2. Explain that characters are the people or animals in a story. Say: "You can use these same words to describe characters in stories, too."
3. When reading, ask your child to identify the characters and to think about words to describe them. Say: “Describing the characters will help you understand why the act the way they do.”
4. You can look for clues to find out what kind of people they are. Pay attention to what the characters do, say and think or feel.
5. Use the tale, Three Little Pigs and focus on the third pig. Ask your child what he does, says, thinks, or feels. (builds a house out of bricks; helps his brothers when the wolf blows their houses down). Ask your child to describe the pig based on these clues. (pig is wise because he makes the house out of bricks and not straw, or helpful because he lets the other pigs stay in his house.)
Cause and Effect
1. Model the skill: “Think about a rainy day. Rain starts to fall. What might happen next?" (puddles will form on the ground; flowers will grow; people will stay inside) Say: “The rain is why the things you described such as puddles forming, happen. The rain is the cause. The things that you said are the effects of the rain. An effect is what happens. Some causes only have one effect, but some have more than one effect. The rain has more than one effect. Authors use cause and effect relationships like these.“
2. Readers look for causes and effects to help keep track of what is going on.
3. Ask your child to look for clue words to identify cause and effect. These clue words are because, so, cause and since. Give an example: The weather was rainy, so I took an umbrella. Ask your child to identify the cause (The weather was rainy), the effect (I took an umbrella), and the clue word (so) in the first sentence. Explain that in some sentences, the cause comes before the effect. In other sentences, the effect comes first. You have to think and figure out the cause and effect relationship.
Compare and Contrast
1. Model the skill: Show or display pictures of two different kinds of footwear, such as a sneaker and a sandal. Say: “What is one way these are alike?" (They are both shoes.) Say: "Now look again. What is one way they are different?" (One shoe is a sneaker. Sneakers cover the whole foot. The other shoe is a sandal. Sandals show most of the foot.)

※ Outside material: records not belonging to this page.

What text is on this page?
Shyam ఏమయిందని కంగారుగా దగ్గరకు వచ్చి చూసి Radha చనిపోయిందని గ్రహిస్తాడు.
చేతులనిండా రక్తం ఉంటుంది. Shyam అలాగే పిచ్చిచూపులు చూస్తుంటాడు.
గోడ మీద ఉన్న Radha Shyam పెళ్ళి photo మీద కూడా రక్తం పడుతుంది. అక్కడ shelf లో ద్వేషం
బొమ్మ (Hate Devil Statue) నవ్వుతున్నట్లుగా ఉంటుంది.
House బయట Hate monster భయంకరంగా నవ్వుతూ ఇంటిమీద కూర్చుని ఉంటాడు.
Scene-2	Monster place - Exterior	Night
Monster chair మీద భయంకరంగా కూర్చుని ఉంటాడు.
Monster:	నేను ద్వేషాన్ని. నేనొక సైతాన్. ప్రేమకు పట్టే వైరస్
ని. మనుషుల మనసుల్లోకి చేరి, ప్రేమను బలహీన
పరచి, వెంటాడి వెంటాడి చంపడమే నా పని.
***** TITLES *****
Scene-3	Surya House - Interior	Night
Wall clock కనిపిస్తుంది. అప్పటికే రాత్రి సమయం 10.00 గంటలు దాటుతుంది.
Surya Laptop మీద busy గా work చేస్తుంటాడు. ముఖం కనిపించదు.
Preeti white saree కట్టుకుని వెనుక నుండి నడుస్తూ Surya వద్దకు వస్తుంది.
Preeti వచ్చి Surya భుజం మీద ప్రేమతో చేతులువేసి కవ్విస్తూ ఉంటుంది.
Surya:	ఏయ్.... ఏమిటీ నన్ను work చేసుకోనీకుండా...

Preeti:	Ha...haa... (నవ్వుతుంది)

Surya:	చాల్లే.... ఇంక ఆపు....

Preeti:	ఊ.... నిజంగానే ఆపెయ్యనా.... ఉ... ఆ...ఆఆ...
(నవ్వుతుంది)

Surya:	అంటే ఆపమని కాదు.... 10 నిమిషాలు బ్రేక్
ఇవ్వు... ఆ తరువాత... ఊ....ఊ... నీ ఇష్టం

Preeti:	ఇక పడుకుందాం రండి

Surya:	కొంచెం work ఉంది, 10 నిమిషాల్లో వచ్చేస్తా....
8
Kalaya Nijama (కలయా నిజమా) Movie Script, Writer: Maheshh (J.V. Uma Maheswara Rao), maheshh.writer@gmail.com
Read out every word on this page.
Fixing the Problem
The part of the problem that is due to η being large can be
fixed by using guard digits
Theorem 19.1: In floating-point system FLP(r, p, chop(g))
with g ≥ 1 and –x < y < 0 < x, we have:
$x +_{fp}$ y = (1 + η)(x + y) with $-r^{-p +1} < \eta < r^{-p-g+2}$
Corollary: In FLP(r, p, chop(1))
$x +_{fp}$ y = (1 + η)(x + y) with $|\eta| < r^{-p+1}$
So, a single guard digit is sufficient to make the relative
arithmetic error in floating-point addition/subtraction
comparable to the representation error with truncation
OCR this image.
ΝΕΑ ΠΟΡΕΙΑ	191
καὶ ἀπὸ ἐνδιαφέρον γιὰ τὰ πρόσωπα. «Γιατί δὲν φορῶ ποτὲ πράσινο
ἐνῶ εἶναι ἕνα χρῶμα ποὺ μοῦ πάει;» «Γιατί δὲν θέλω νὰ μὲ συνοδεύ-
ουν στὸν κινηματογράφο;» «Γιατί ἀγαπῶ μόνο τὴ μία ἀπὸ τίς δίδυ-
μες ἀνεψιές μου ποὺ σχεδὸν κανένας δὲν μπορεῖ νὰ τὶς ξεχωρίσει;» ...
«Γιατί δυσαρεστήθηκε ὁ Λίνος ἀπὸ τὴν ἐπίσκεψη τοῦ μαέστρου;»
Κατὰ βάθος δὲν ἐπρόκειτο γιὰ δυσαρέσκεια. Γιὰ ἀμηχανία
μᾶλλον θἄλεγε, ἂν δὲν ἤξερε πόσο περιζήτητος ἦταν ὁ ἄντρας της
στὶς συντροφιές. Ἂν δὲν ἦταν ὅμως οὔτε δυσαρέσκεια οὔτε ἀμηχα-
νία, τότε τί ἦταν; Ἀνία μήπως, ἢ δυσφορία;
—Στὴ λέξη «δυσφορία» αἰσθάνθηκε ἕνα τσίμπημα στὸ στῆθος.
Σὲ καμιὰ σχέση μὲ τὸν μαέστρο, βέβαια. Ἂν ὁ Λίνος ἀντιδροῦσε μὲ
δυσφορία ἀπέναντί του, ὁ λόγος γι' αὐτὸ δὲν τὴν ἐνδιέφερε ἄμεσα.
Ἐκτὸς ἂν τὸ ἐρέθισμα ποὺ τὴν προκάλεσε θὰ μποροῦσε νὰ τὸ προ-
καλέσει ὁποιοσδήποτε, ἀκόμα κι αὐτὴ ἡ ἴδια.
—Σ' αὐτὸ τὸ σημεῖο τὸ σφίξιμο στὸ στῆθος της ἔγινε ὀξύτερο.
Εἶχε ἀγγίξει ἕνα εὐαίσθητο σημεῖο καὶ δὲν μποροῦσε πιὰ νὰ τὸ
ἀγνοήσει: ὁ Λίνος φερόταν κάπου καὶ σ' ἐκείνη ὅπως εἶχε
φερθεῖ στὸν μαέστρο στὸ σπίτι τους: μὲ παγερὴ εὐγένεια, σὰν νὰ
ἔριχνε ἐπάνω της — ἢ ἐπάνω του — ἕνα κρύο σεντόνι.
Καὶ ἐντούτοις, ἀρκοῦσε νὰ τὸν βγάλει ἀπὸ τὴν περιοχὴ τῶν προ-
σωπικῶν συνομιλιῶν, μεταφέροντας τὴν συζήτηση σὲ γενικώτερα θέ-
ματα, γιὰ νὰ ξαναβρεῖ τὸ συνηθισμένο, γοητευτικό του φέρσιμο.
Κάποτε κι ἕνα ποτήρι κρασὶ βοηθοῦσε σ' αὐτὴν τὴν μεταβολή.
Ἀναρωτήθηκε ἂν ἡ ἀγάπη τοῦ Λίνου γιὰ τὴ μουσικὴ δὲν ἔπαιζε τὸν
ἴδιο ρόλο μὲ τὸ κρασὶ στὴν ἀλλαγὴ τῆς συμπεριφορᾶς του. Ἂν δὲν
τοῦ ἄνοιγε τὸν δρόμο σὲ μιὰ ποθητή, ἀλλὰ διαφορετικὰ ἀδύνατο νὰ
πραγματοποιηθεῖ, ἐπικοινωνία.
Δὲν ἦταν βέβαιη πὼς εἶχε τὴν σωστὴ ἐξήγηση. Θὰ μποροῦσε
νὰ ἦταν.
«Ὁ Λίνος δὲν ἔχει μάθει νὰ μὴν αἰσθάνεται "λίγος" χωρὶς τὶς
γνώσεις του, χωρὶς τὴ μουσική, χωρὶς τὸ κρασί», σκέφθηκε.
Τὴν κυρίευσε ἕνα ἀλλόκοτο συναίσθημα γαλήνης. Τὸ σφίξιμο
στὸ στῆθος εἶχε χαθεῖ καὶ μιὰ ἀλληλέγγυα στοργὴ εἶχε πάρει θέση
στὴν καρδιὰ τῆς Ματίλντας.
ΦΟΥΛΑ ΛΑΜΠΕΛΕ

2. Explain that readers notice when authors compare and contrast things. Compare shows how things are similar and contrast shows how things are different.
3. There are clue words to look for when reading that authors use to tell how things are alike such as, both and same. There are clue words or phrases to look for when reading to tell how things are different such as, not the same and different.
4. Readers compare and contrast things and ideas in what they read. It helps you remember more.
5. When reading ask yourself, “What makes these ______ the same?” I will compare. I will look for a word that tells how they are the same.
Make Inferences/Draw Conclusions
1. Explain to your child, “Authors don’t always use details to explain everything that happens in a book. Sometimes they give readers clues to figure out what they didn’t tell in the words. Readers have to use their prior knowledge, experiences and clues from the story to make a guess. This is called making an inference or drawing a conclusion.”
2. Model the skill: Give your child a photograph with no text. Ask them to observe (look) at the photo and tell you only what they see. Next ask them to tell you what they already know about the photograph. Then ask them to use the clues to help make the inference or conclusion. For example, (observation/clues) I see a baby smiling. I see the baby sitting in a high chair. I see a bowl and spoon on top of the tray. I see mushy food around the baby’s mouth. I see a clock that says 8:00 a.m. (prior knowledge) I know that babies eat in a high chair. I know that baby cereal is mushy and white. I know that baby’s eat oatmeal for breakfast. I know I am happy when I eat. (inference/conclusion) The baby is enjoying eating oatmeal for breakfast.